La biographie de Sara Durantini débute avec un souvenir personnel, la réminiscence d’un cadeau d’adieu qui selon ses mots devait laisser en elle une « marque indélébile » qui ne devait plus « jamais la quitter » : Je ne suis pas sortie de ma nuit (Gallimard, 1997). À l’époque où elle reçoit ce roman, Durantini n’a qu’une vingtaine d’années, elle est étudiante et commence tout juste à se familiariser avec l’écriture féminine. C’est son premier « Ernaux » et c’est une révélation née du désir de transmission qu’elle partageait avec sa professeure de littérature française, qui lui fit ce présent littéraire et qui comme elle l’explique, participa à « sa formation en tant que femme et écrivaine [...], lui ouvrant de ce fait, les portes de l’autobiographie féminine. »
La romancière italienne entretient une relation très personnelle avec l’œuvre de son aînée. Au-delà de la proximité littéraire et de l’engagement pour la cause féminine qui les unie, il y a dans leur histoire et parcours de nombreuses similitudes. « Je connais le milieu ouvrier et paysan, je suis née et j'ai grandi dans ce milieu », explique Durantini, avant d’ajouter : « Je connais les réalités des petites villes de province ainsi que le sentiment de honte, la peur pour son corps qui doit rester intact et « propre » surtout pour une femme. »

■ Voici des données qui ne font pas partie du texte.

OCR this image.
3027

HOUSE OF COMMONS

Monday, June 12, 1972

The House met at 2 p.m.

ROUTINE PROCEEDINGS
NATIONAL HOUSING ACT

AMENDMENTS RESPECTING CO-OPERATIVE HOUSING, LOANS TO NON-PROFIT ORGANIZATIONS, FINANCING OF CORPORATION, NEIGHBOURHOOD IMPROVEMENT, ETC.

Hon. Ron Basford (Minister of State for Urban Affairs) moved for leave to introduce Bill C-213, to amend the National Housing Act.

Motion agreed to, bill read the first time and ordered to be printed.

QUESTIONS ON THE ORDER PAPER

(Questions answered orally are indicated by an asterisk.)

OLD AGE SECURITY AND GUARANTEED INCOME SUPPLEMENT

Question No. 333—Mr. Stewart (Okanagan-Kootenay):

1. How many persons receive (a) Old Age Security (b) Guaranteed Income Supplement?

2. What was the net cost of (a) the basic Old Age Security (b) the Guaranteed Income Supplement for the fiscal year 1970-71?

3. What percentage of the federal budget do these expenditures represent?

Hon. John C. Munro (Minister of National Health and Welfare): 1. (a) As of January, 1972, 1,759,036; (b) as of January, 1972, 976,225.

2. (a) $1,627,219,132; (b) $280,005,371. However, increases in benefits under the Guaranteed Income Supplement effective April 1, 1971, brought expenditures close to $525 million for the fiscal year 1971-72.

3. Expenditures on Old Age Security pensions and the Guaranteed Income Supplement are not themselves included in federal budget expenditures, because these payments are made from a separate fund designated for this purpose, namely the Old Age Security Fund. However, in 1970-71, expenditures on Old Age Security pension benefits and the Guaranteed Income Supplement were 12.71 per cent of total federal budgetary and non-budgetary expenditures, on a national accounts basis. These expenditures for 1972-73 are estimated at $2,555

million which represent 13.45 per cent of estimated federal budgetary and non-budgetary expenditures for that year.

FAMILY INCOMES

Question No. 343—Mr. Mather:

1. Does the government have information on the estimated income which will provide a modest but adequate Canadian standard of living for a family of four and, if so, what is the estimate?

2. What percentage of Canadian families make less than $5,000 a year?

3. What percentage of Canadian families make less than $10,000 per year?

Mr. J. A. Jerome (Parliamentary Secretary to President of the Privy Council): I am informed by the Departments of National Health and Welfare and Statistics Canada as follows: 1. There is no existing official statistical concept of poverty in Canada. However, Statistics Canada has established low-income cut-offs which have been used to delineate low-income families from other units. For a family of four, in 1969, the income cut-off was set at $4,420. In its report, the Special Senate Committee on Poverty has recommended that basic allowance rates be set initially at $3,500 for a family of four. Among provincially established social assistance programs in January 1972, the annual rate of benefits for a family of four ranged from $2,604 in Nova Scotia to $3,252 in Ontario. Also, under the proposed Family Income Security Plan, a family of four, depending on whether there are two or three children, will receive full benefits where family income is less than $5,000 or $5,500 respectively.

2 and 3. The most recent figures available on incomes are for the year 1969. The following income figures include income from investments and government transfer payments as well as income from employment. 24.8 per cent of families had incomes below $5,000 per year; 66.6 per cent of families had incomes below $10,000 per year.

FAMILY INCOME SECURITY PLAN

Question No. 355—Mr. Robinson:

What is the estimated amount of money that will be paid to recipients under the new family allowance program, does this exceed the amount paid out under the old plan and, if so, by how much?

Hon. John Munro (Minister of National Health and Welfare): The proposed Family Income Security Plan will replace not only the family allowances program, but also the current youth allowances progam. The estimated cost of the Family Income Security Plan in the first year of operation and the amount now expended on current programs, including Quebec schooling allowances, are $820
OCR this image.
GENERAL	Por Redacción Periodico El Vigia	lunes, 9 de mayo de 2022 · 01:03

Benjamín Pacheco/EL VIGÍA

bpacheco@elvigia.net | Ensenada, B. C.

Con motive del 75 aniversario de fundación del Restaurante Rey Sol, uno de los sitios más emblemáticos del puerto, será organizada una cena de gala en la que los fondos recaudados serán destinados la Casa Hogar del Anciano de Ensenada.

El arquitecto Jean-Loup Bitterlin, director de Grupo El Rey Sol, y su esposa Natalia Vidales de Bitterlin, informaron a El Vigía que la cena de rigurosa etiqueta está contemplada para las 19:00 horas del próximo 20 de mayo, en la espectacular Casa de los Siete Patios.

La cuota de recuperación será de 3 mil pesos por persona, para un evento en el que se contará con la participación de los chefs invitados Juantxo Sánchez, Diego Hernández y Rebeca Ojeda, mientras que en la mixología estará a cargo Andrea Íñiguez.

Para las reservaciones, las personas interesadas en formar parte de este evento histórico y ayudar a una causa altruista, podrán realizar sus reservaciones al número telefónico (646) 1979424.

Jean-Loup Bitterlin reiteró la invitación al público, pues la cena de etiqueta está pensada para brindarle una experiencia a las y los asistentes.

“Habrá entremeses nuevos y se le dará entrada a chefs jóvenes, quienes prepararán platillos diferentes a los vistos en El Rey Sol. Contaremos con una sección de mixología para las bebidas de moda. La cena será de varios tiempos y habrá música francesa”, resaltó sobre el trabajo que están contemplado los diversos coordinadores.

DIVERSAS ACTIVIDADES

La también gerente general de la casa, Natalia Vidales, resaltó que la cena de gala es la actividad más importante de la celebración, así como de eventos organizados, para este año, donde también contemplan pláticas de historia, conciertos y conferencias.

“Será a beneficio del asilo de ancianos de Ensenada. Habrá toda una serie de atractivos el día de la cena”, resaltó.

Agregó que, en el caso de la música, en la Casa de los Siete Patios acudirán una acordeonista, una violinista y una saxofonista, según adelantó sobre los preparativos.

Raconter la vie d’une femme dont l’œuvre est déjà en partie autobiographique

Ritratto di una vita porte en lui la même fibre de l’œuvre d’Annie Ernaux. Sara Durantini nous y déroule la vie d’une Annie qui tout en nous étant familière, en raison de ses nombreux ouvrages à caractère autobiographique, nous demeure malgré tout inaccessible. Imaginant avec « une certaine distance » comme elle l’affirme, les évènements qui ont traversé la vie mouvementée de l’écrivaine française, l’auteure nous offre un angle de vue original qui respecte « la manière dont ils ont été vécus et se sont déroulés. »

« Prenez et lisez car ceci est mon corps et mon sang qui sera versé pour vous »

Dans son « portrait d’une vie », Sara Durantini peint avec beaucoup d’intelligence et d’émotion le lien très charnel qui accompagne les différentes étapes de la vie littéraire d’Annie Ernaux ainsi que sa capacité à narrer « une expérience féminine individuelle et collective. » Pour elle, Ernaux est « un corps littéraire qui a fait de l’écriture sa vie et de sa vie l’écriture » comme en témoigne cette célèbre citation issue du roman La Honte (1997) et que l’on retrouve dans Ritratto di una vita : « prenez et lisez car ceci est mon corps et mon sang qui sera versé pour vous. »

Annie Ernaux, un cadeau précieux et un héritage son frontière

Pour Sara Durantini, les livres d’Annie Ernaux « sont l’un des plus grands legs qu’un écrivain puisse faire à l’humanité, un acte de foi ». Pourtant, en réalisant cette première biographie italophone, c’est la romancière italienne elle-même qui manifeste sa foi et son désir de voir cet héritage transmis et partagé aux générations futures. Un cadeau français en italien qui célèbre l’œuvre de la Prix Nobel de littérature 2022, Annie Ernaux.